Gov. Ned Lamont proposed raising the age as part of his first two-year budget. He estimates Connecticut will lose $5.8 million in revenue in the first year and $5.5 million in the second year of the budget.

Lamont is also proposing a 75% wholesale tax on electronic cigarette liquids. The committee knocked it down to 50%.

The only objections to the bill were raised by a few Republican members who said they felt that the fees and penalties the bills called for were too harsh, particularly on small businesses.

“I will support the bill,” Sen. Kevin Witkos, R-Canton, said, but he added that he was “worried about the fees being too hard on businesses.” He said he also had concerns about the annual audits.

But Witkos and others who questioned the language in the bill were told by proponents that language on the bill will be worked on before it comes before the House for a full vote.

Some weren’t worried about the wording, including Sen. Steve Cassano, D-Manchester.

“Cigarettes kill,” Cassano said, “and if they destroy we treat. So there is some justification in the fees because we do pay an awful lot of money in the long term.”

This bill raises, from 18 to 21, the legal age to purchase cigarettes, other tobacco products, and e-cigarettes (i.e., electronic nicotine delivery systems and vapor products).

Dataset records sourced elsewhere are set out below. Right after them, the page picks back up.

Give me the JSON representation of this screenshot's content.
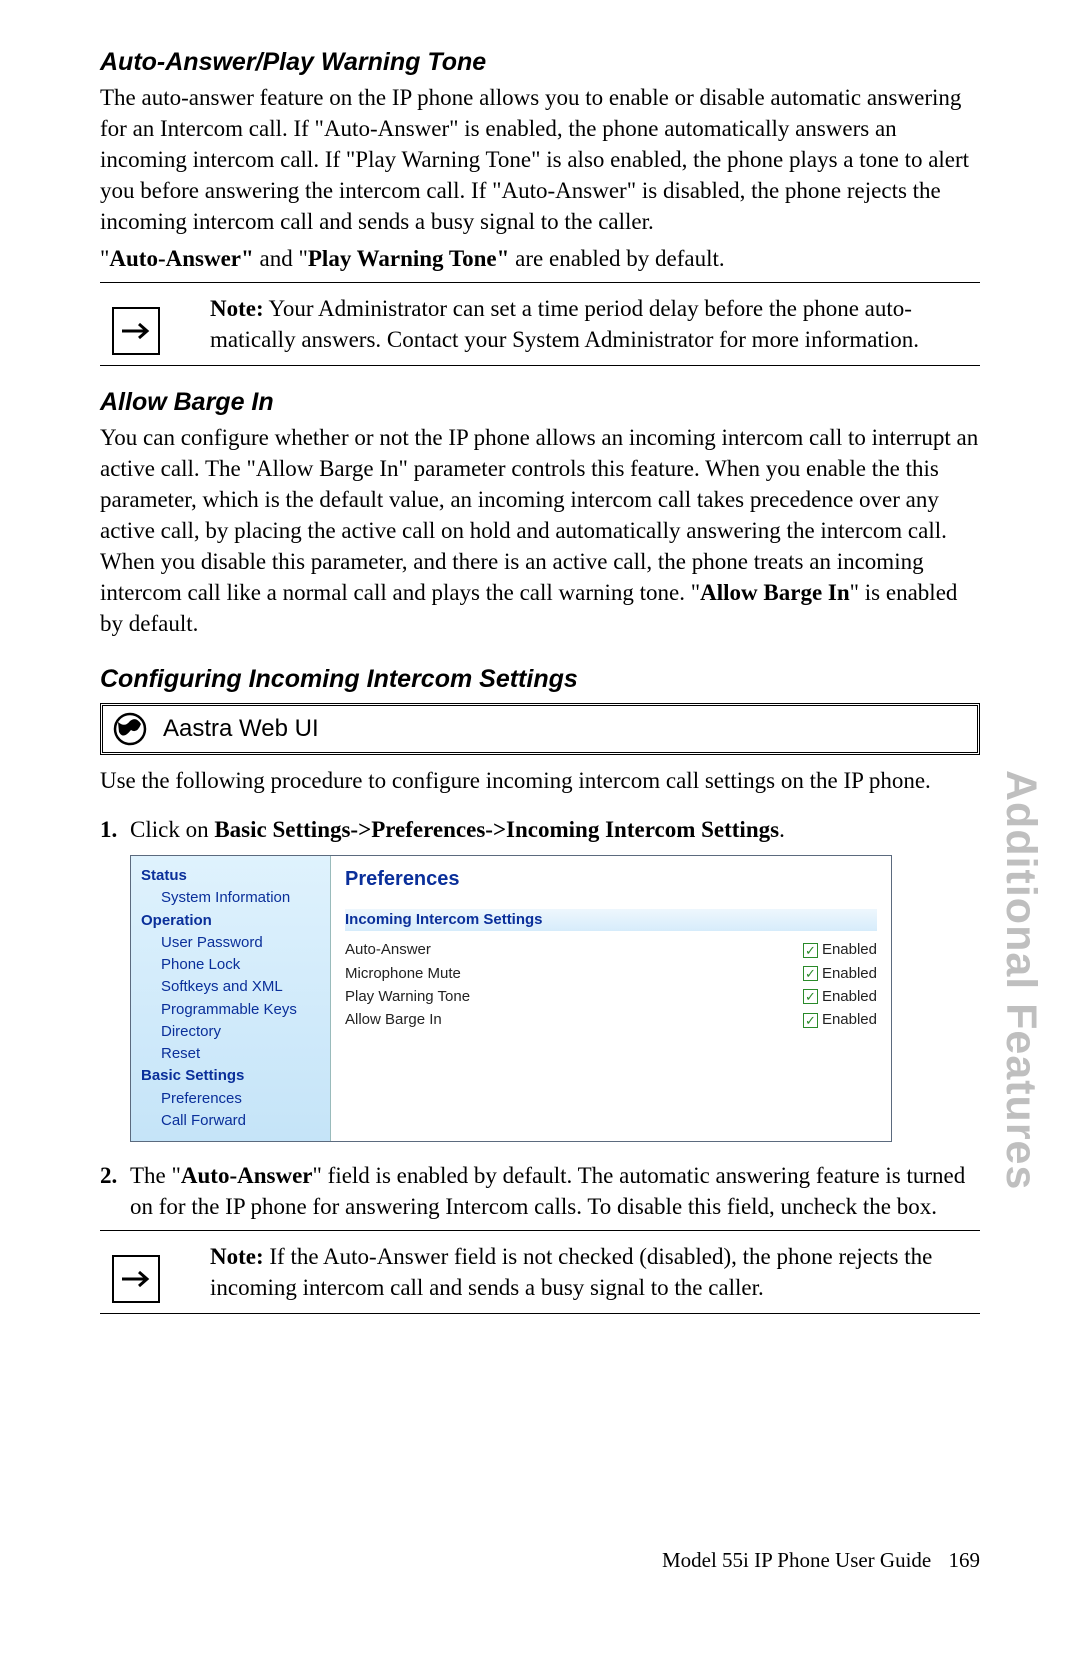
{
  "side_tab": "Additional Features",
  "h_auto": "Auto-Answer/Play Warning Tone",
  "p_auto_1": "The auto-answer feature on the IP phone allows you to enable or disable automatic answering for an Intercom call. If \"Auto-Answer\" is enabled, the phone automatically answers an incoming intercom call. If \"Play Warning Tone\" is also enabled, the phone plays a tone to alert you before answering the intercom call. If \"Auto-Answer\" is disabled, the phone rejects the incoming intercom call and sends a busy signal to the caller.",
  "p_auto_2_a": "\"",
  "p_auto_2_b": "Auto-Answer\"",
  "p_auto_2_c": " and \"",
  "p_auto_2_d": "Play Warning Tone\"",
  "p_auto_2_e": " are enabled by default.",
  "note1_label": "Note:",
  "note1_text": " Your Administrator can set a time period delay before the phone auto­matically answers. Contact your System Administrator for more infor­mation.",
  "h_barge": "Allow Barge In",
  "p_barge_a": "You can configure whether or not the IP phone allows an incoming intercom call to interrupt an active call. The \"Allow Barge In\" parameter controls this feature. When you enable the this parameter, which is the default value, an incoming intercom call takes precedence over any active call, by placing the active call on hold and automatically answering the intercom call. When you disable this parameter, and there is an active call, the phone treats an incoming intercom call like a normal call and plays the call warning tone. \"",
  "p_barge_b": "Allow Barge In",
  "p_barge_c": "\" is enabled by default.",
  "h_cfg": "Configuring Incoming Intercom Settings",
  "webui_label": "Aastra Web UI",
  "p_use": "Use the following procedure to configure incoming intercom call settings on the IP phone.",
  "step1_num": "1.",
  "step1_a": "Click on ",
  "step1_b": "Basic Settings->Preferences->Incoming Intercom Settings",
  "step1_c": ".",
  "ui": {
    "nav": {
      "status": "Status",
      "status_items": [
        "System Information"
      ],
      "operation": "Operation",
      "operation_items": [
        "User Password",
        "Phone Lock",
        "Softkeys and XML",
        "Programmable Keys",
        "Directory",
        "Reset"
      ],
      "basic": "Basic Settings",
      "basic_items": [
        "Preferences",
        "Call Forward"
      ]
    },
    "title": "Preferences",
    "section": "Incoming Intercom Settings",
    "rows": [
      {
        "label": "Auto-Answer",
        "val": "Enabled",
        "checked": true
      },
      {
        "label": "Microphone Mute",
        "val": "Enabled",
        "checked": true
      },
      {
        "label": "Play Warning Tone",
        "val": "Enabled",
        "checked": true
      },
      {
        "label": "Allow Barge In",
        "val": "Enabled",
        "checked": true
      }
    ]
  },
  "step2_num": "2.",
  "step2_a": "The \"",
  "step2_b": "Auto-Answer",
  "step2_c": "\" field is enabled by default. The automatic answering feature is turned on for the IP phone for answering Intercom calls. To disable this field, uncheck the box.",
  "note2_label": "Note:",
  "note2_text": " If the Auto-Answer field is not checked (disabled), the phone rejects the incoming intercom call and sends a busy signal to the caller.",
  "footer_text": "Model 55i IP Phone User Guide",
  "page_num": "169"
}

Among other things, the bill also:

• increases, from $50 to $250, the annual license fee for cigarette dealers and requires $160 of the fee to be deposited into a “Tobacco Control Enforcement Account” the bill establishes;

• increases, from $400 to $1,000, the annual registration fee for e-cigarette dealers and requires $480 of the fee to be deposited into an “Electronic Nicotine Delivery System and Vapor Product Enforcement Account” the bill establishes; generally increases certain penalties for cigarette, tobacco product, and e-cigarette sales and purchases involving individuals under the legal age); and requires the consumer protection (DCP) and revenue services (DRS) commissioners to annually conduct unannounced compliance checks on e-cigarette dealers and cigarette dealers and distributors, respectively, and post a list of non-compliant dealers and distributors on their department websites.

The bill results in estimated state revenue losses of $4.9 million in FY 20 (partial year) and $6.3 million in FY 21 based on anticipated smoking cessation of individuals ages 18 to 20. The bill raises fees and fines, which are anticipated to increase state revenues by $1.2 million that offset additional regulatory costs incurred by the state departments of Revenue Services and Consumer Protection under the bill.
One recent report has given advocates added momentum — a Department of Public Health 2017 Youth Tobacco Survey indicates e-cigarette use has more than doubled by Connecticut high school students from 7.2 percent using in 2015 to 14.7 percent using in 2017.